Twenty-five percent block access!

If my calculations are even close, that represents a huge number of companies putting their organizations at a disadvantage. I can’t tell you the names of the nanny-state dinosaurs, but you’d be amazed at some of the companies that are too scared to let people into the world of social media.

If I managed a hedge fund, I’d sell short a basket of stocks of companies that block social media such as YouTube and Facebook and buy stock in the companies that encourage employee use of these new tools.

Here are some of the reasons given by people explaining why their companies block access to social media sites:

• It is a drain to productivity, because people using social media sites and those participating on forums, chat rooms, and blogs are not doing "real work."

• It is a security issue within the company computer systems (because people are logging on to sites outside the corporate firewall).

• People may harm the company brand should employees reveal too much information (gasp! these sites are open access so anyone can see anything).

• It is a bandwidth issue (companies would need to purchase a more robust internet service infrastructure).

I think the big issue here is really one of trust, and the things listed by company representatives as dangers are just excuses. Ultimately, I think the HR and legal people at companies are naïve and scared about what their corporate charges might do in the wide world of the web. Since the HR and legal people don’t really understand social media themselves (and don’t use it for business in their jobs), they just slap on controls.

If you trust your employees, they might surprise you with the ways they promote your business on social media sites. But if you don’t trust them, you end up with only the corporate dregs who don’t mind working in an organization that won’t let them communicate with others in the ways that people are using today, such as social networking, video sharing, blogs, forums, and the like.

My recommendation to organizations is simple: Develop guidelines about what employees can and cannot do at work. Hold employees to a measurable standard for performance on the job. But don’t issue a unilateral ban on social media technologies. The guidelines should include how you communicate in any medium, including face-to-face conversation, presentations at events, email, using social media, commenting on sites such as online forums and chat rooms, and other forms of communication. Rather than focus on putting guidelines on social media (the technology), it is better to focus on guiding the way people behave. The corporate guidelines could provide such details as employees can’t reveal secrets, can’t use inside information to trade stock or influence prices, and must be transparent and provide their real name and affiliation when communicating—guidelines that will guide an organization through a lot of potentially sticky situations, not just internet-related ones.

As long as your employees get their work done satisfactorily, there should be no need to micromanage behavior. You don’t regulate how often people can use the restroom, when they can chat with a colleague in the hallway about their kids, or mobile phone use while taking a cigarette break, so why regulate when people can and cannot look at an online video?
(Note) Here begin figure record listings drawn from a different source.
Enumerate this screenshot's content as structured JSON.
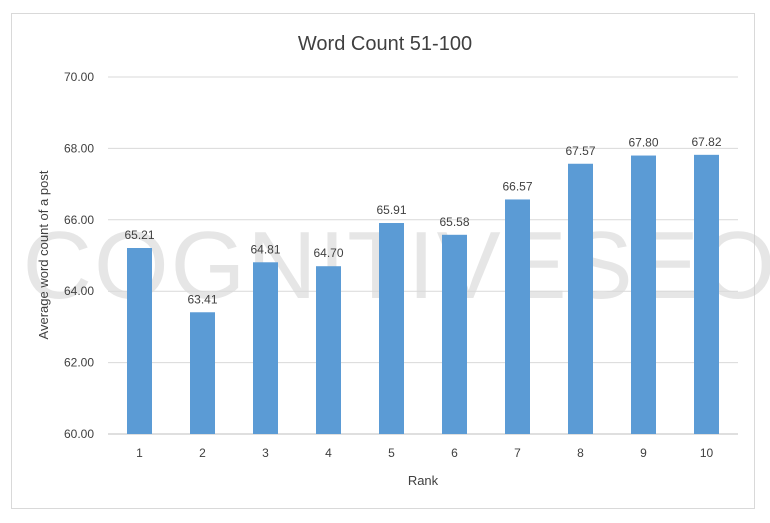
{
  "chart_data": {
    "type": "bar",
    "title": "Word Count 51-100",
    "xlabel": "Rank",
    "ylabel": "Average word count of a post",
    "categories": [
      "1",
      "2",
      "3",
      "4",
      "5",
      "6",
      "7",
      "8",
      "9",
      "10"
    ],
    "values": [
      65.21,
      63.41,
      64.81,
      64.7,
      65.91,
      65.58,
      66.57,
      67.57,
      67.8,
      67.82
    ],
    "data_labels": [
      "65.21",
      "63.41",
      "64.81",
      "64.70",
      "65.91",
      "65.58",
      "66.57",
      "67.57",
      "67.80",
      "67.82"
    ],
    "y_ticks": [
      "60.00",
      "62.00",
      "64.00",
      "66.00",
      "68.00",
      "70.00"
    ],
    "y_tick_values": [
      60,
      62,
      64,
      66,
      68,
      70
    ],
    "ylim": [
      60,
      70
    ],
    "grid": true,
    "legend": "none",
    "bar_color": "#5b9bd5",
    "watermark": "COGNITIVESEO"
  }
}
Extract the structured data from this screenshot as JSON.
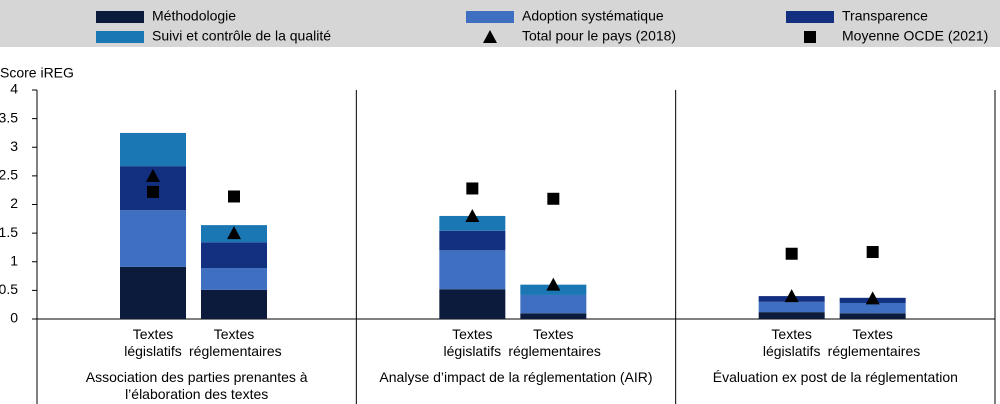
{
  "chart_data": {
    "type": "stacked-bar",
    "y_label": "Score iREG",
    "categories": [
      "Textes législatifs",
      "Textes réglementaires",
      "Textes législatifs",
      "Textes réglementaires",
      "Textes législatifs",
      "Textes réglementaires"
    ],
    "groups": [
      "Association des parties prenantes à l’élaboration des textes",
      "Analyse d’impact de la réglementation (AIR)",
      "Évaluation ex post de la réglementation"
    ],
    "series": [
      {
        "name": "Méthodologie",
        "color": "#0c1a3c",
        "kind": "bar",
        "values": [
          0.91,
          0.51,
          0.52,
          0.1,
          0.12,
          0.1
        ]
      },
      {
        "name": "Adoption systématique",
        "color": "#3f6fc0",
        "kind": "bar",
        "values": [
          0.99,
          0.38,
          0.68,
          0.32,
          0.18,
          0.18
        ]
      },
      {
        "name": "Transparence",
        "color": "#122f80",
        "kind": "bar",
        "values": [
          0.77,
          0.45,
          0.34,
          0,
          0.1,
          0.09
        ]
      },
      {
        "name": "Suivi et contrôle de la qualité",
        "color": "#1b77b3",
        "kind": "bar",
        "values": [
          0.58,
          0.3,
          0.26,
          0.18,
          0,
          0
        ]
      },
      {
        "name": "Total pour le pays (2018)",
        "color": "#000000",
        "kind": "triangle",
        "values": [
          2.5,
          1.5,
          1.8,
          0.6,
          0.4,
          0.36
        ]
      },
      {
        "name": "Moyenne OCDE (2021)",
        "color": "#000000",
        "kind": "square",
        "values": [
          2.22,
          2.14,
          2.28,
          2.1,
          1.14,
          1.17
        ]
      }
    ],
    "ylim": [
      0,
      4
    ],
    "yticks": [
      0,
      0.5,
      1,
      1.5,
      2,
      2.5,
      3,
      3.5,
      4
    ]
  }
}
If there are individual cases of people not getting their job done in a satisfactory manner, deal with the people issue of that. Fire repeat offenders as appropriate.

If you’re an employee who works for a company that blocks access, I suggest you become an agent of change. Give your bosses a copy of this column. Share the idea of creating guidelines that encourage and celebrate participation in social media instead of focusing on the perceived negative sides with executives.

If they still refuse to open up, I suggest you quit your job and work for a company that embraces the new world. You’ll need to find a new job anyway, because your company won’t be around in a few years as the smarter competitors take away your business by reaching buyers on the web.